Curmudgeonly Ramblings
I want to blog about this so badly even though, on the face of it, it seems irrelevant to my life. When I read it, though, I found myself really identifying with the issue of dealing with curmudgeons because I feel that it is so similar to something a lot of moms experience. There is a definite hierarchy of parenting styles ranging from anti-technology to very pro-technology. Not that I care, I’m just saying. I don’t care, because I’m very pro-technology. The only parents who really care and get all desperate about it are in the anti- camp because they think we’re going to be impressed or something. Nobody cares. We just feel sorry for their kids because they’re irrelevant in their culture.

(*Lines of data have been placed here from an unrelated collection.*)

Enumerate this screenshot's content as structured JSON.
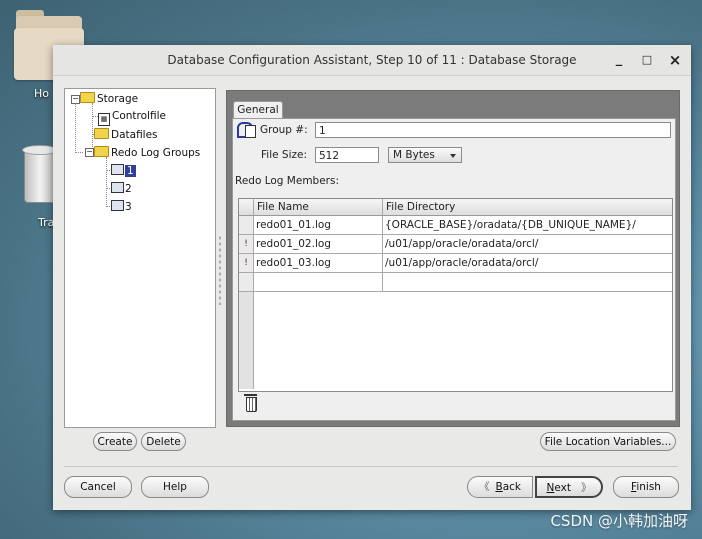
{
  "desktop": {
    "home_label": "Ho",
    "trash_label": "Tra",
    "watermark": "CSDN @小韩加油呀"
  },
  "window": {
    "title": "Database Configuration Assistant, Step 10 of 11 : Database Storage",
    "minimize": "_",
    "maximize": "□",
    "close": "×"
  },
  "tree": {
    "root": "Storage",
    "controlfile": "Controlfile",
    "datafiles": "Datafiles",
    "redo_groups": "Redo Log Groups",
    "groups": [
      "1",
      "2",
      "3"
    ],
    "selected_group": "1"
  },
  "tree_buttons": {
    "create": "Create",
    "delete": "Delete"
  },
  "tab": {
    "general": "General"
  },
  "form": {
    "group_label": "Group #:",
    "group_value": "1",
    "filesize_label": "File Size:",
    "filesize_value": "512",
    "unit_value": "M Bytes",
    "members_label": "Redo Log Members:"
  },
  "members_table": {
    "headers": [
      "File Name",
      "File Directory"
    ],
    "rows": [
      {
        "name": "redo01_01.log",
        "dir": "{ORACLE_BASE}/oradata/{DB_UNIQUE_NAME}/",
        "marker": ""
      },
      {
        "name": "redo01_02.log",
        "dir": "/u01/app/oracle/oradata/orcl/",
        "marker": "!"
      },
      {
        "name": "redo01_03.log",
        "dir": "/u01/app/oracle/oradata/orcl/",
        "marker": "!"
      },
      {
        "name": "",
        "dir": "",
        "marker": ""
      }
    ]
  },
  "buttons": {
    "file_location": "File Location Variables...",
    "cancel": "Cancel",
    "help": "Help",
    "back_prefix": "",
    "back_u": "B",
    "back_rest": "ack",
    "next_prefix": "",
    "next_u": "N",
    "next_rest": "ext",
    "finish_u": "F",
    "finish_rest": "inish"
  }
}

It is 2008. It is the information age and, frankly, there’s no going back. There’s not going to be an anti-information movement that will take away our internet tubes. Children who grow up now are tech-savvy. And there is nothing wrong with that. I don’t get overtly criticized (to my face, anyway) for the fact that my kids blog and they make youtube videos, but I know that some people think they’re better mothers than me and my friends because they withhold technology while we dole it out freely like so many little Ritalin pills. These are the people who would hear my kids say something about some tv show or video game or website and they would make a judgement right then and there that our family is less, well, wholesome? or whatever and then they would avoid us. Except, not really. They wouldn’t avoid us because then how would they get off on saying, “Spongebob? Never heard of it; we only watch PBS.” And then I would have to bitch about how annoying that little Canadian fucker Caillou is. I mean, my god, that kid’s voice makes me want to shoot up the joint and then declare war on Canada. It’s almost embarrassing how much I hate that kid.
Anyway, I don’t really have time to flesh this out into a real, thought-provoking post with, like, stuff to back up my opinions and whatnot, but I’m just trying to say that our children’s culture is important and should be respected. Can you imagine being the only kid in class who didn’t know how to rat your bangs so they would stick way the hell up? That was our culture and I’m glad I didn’t miss it.


Oh, yeah?!? Well, you just wait ’till the oil runs out and the water boils, or turns to blood, or whatever it is, and there IS no technology anymore! Then you’ll be sorry! Because your kids, well, then they’ll have to learn how to function without a screen, and let me tell you, it will NOT BE PRETTY!
I don’t know what I’m talking about. But this: “I do believe that the day of the curmudgeons is over. Their stewardship of the future has failed.” SNORT!